February 18, 2014 § Leave a comment
The anecdotes multiply—to borrow from the annoying Billy Collins—like “more guppies crowding the fish tank, more baby rabbits hopping out of their mothers into the dewy grass.”
My good friend Keguro used the money for his one way ticket to buy his first Mac computer on which, if I am not mistaken, he wrote his dissertation—allow me to get away with this truncated way of telling. My money for a one way ticket became tuition for my last quarter at uni. Another time I believe my one way ticket became first and last month’s rent plus deposit for a new apartment. And yet another time it went to a family emergency I cannot now recall, because forgetting is also a kind of intimacy.
So now I am thinking of what money for a one way ticket can become. Can it become this, or that, and how much of it? And this is a detour on the path to thinking about living in ways that do not present themselves as inevitable.
February 17, 2014 § 1 Comment
The idea was to envision ways of living that do not seem inevitable. Because “inevitable” is the space I have survived in since godknowswhen. And I know very well that surviving is not thriving, even as “we” tend to conflate the two. (Is it not instructive that when one asks Kenyans how they are doing they often say “I am surviving”?)

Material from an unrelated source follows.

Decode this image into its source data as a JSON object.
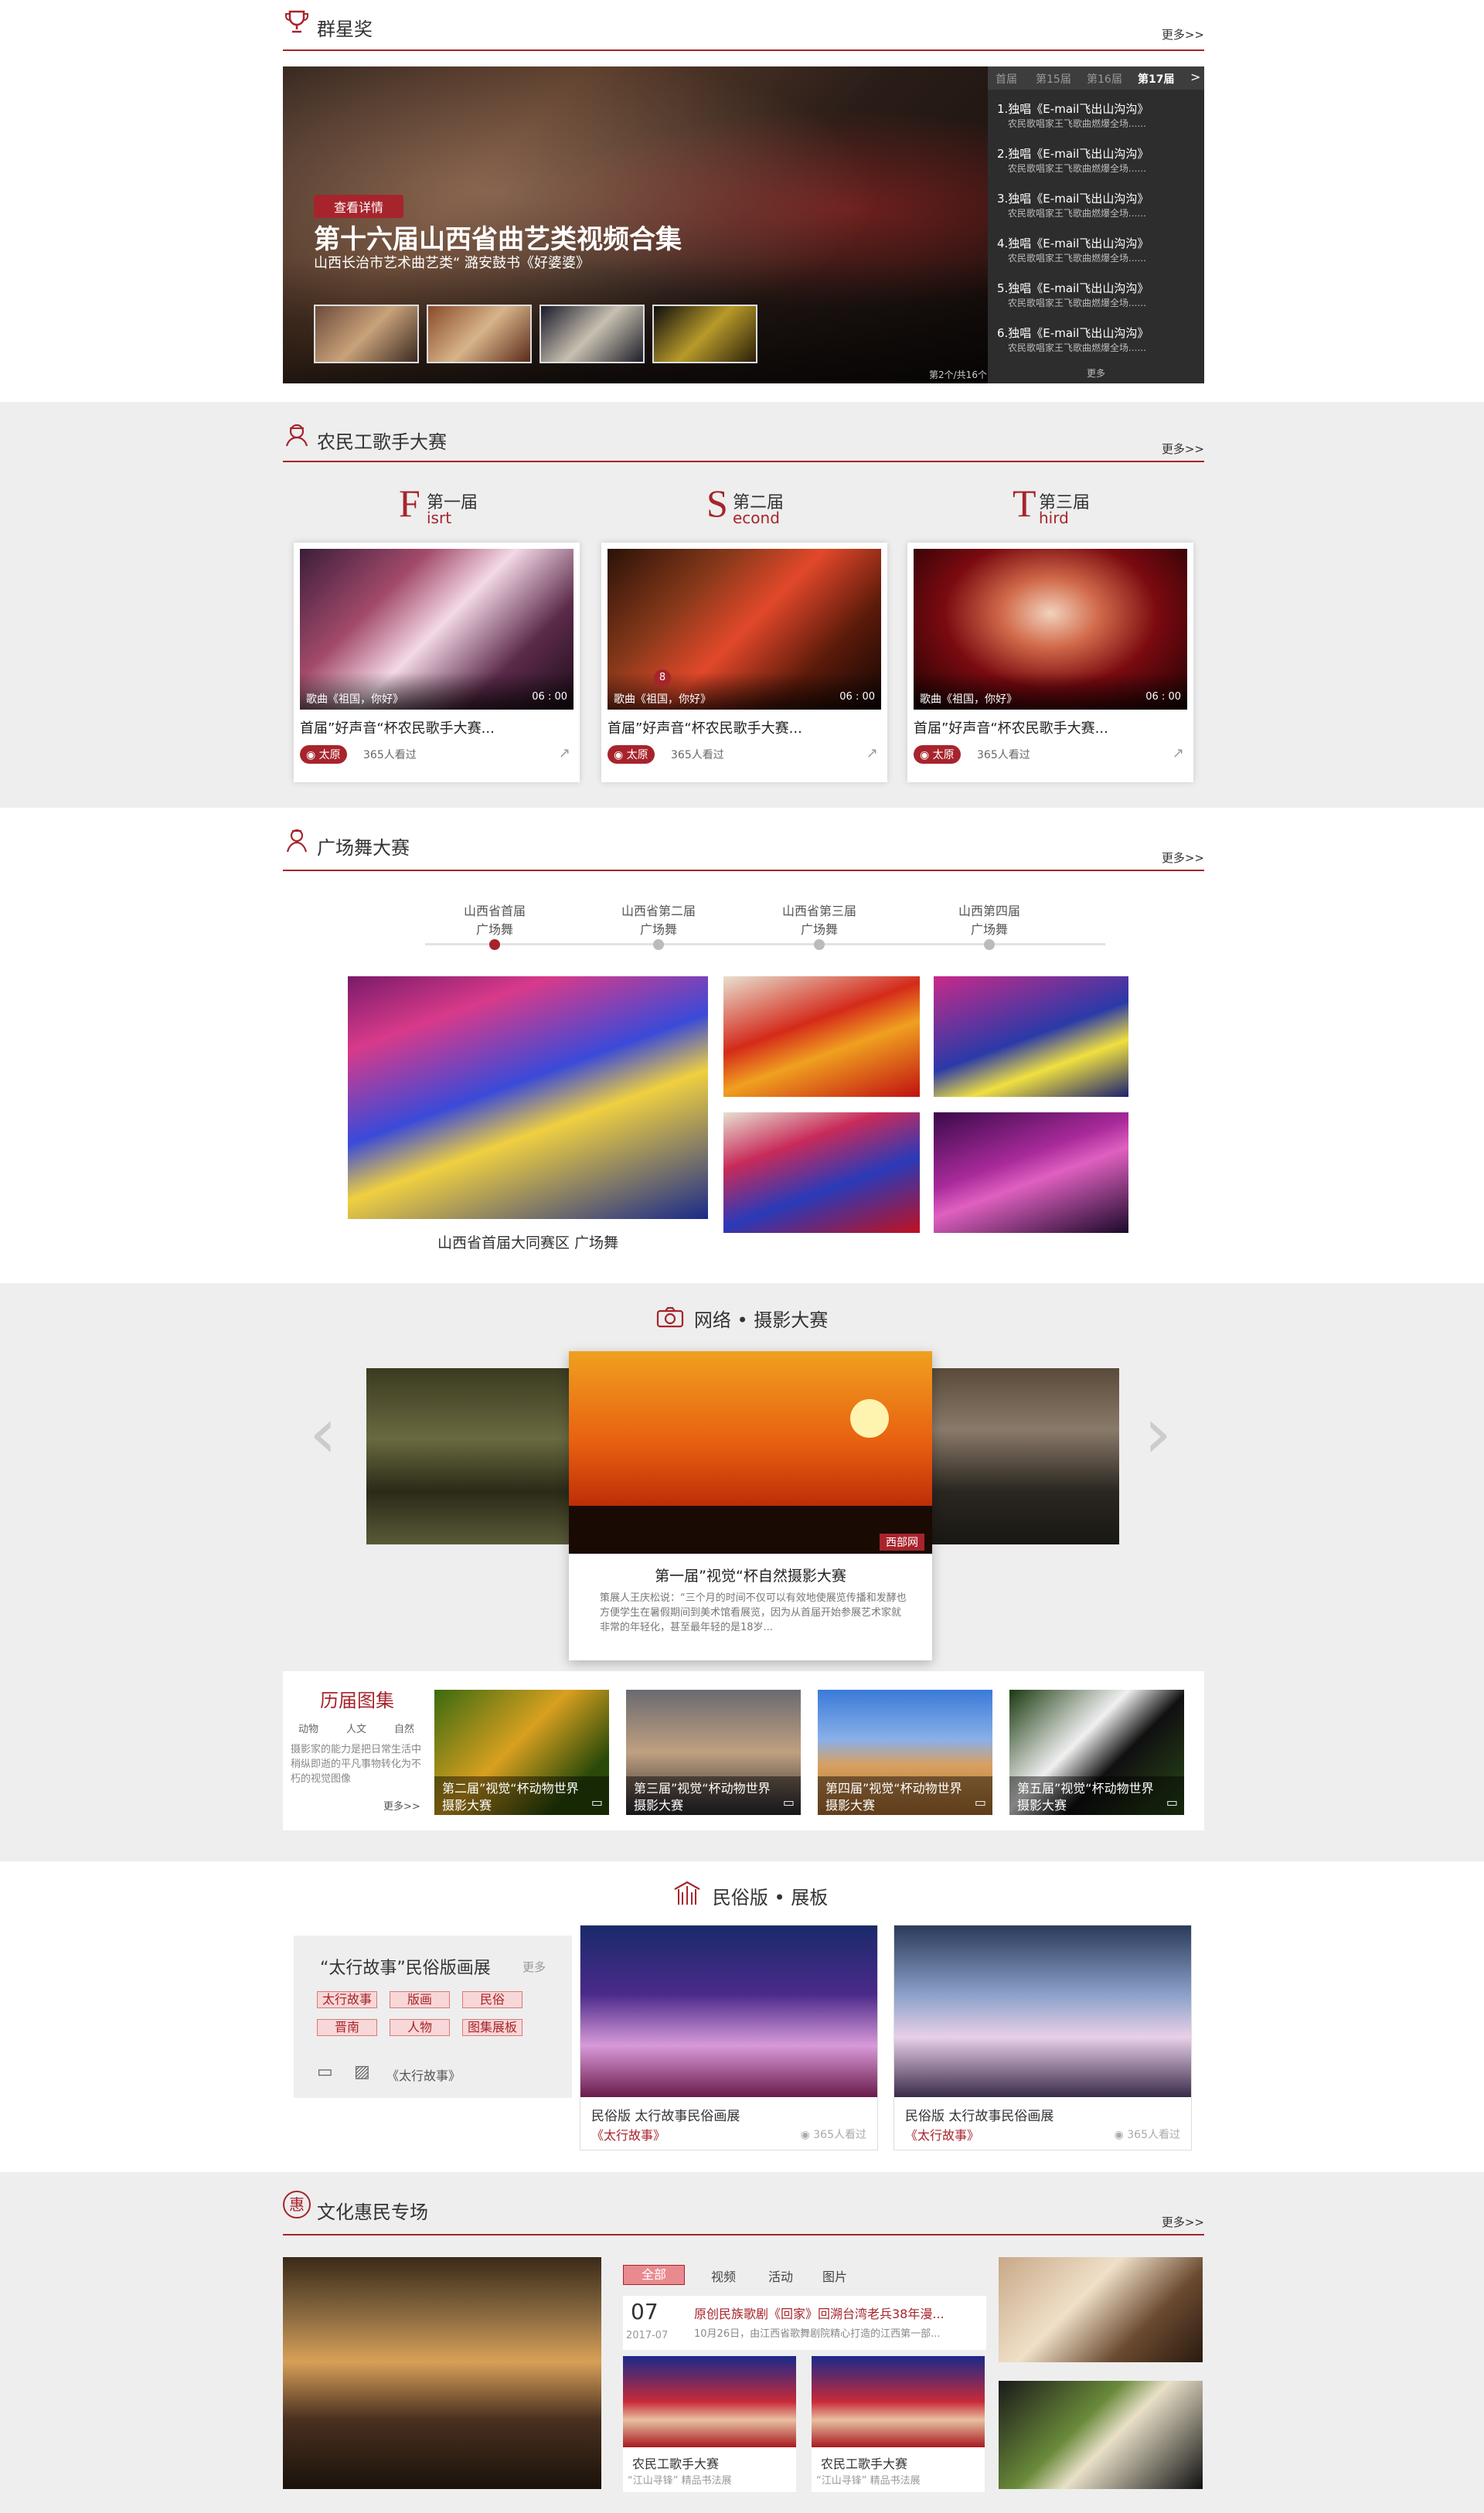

I was not under the illusion that it would be easy. Which is to say it is proving to be difficult. And I am not sure it is that adage about old dogs and new tricks. Thank god it is nothing aphoristic like that. (I hate aphorisms; Kenyans love them)
Let me return.
What I wanted was to practice what John Stuart Mill called “experiments in living.” Or, following Fanon, I wanted to introduce inventions into existence.
And perhaps there will be time. Or, because I am sometimes “African,” there will be space.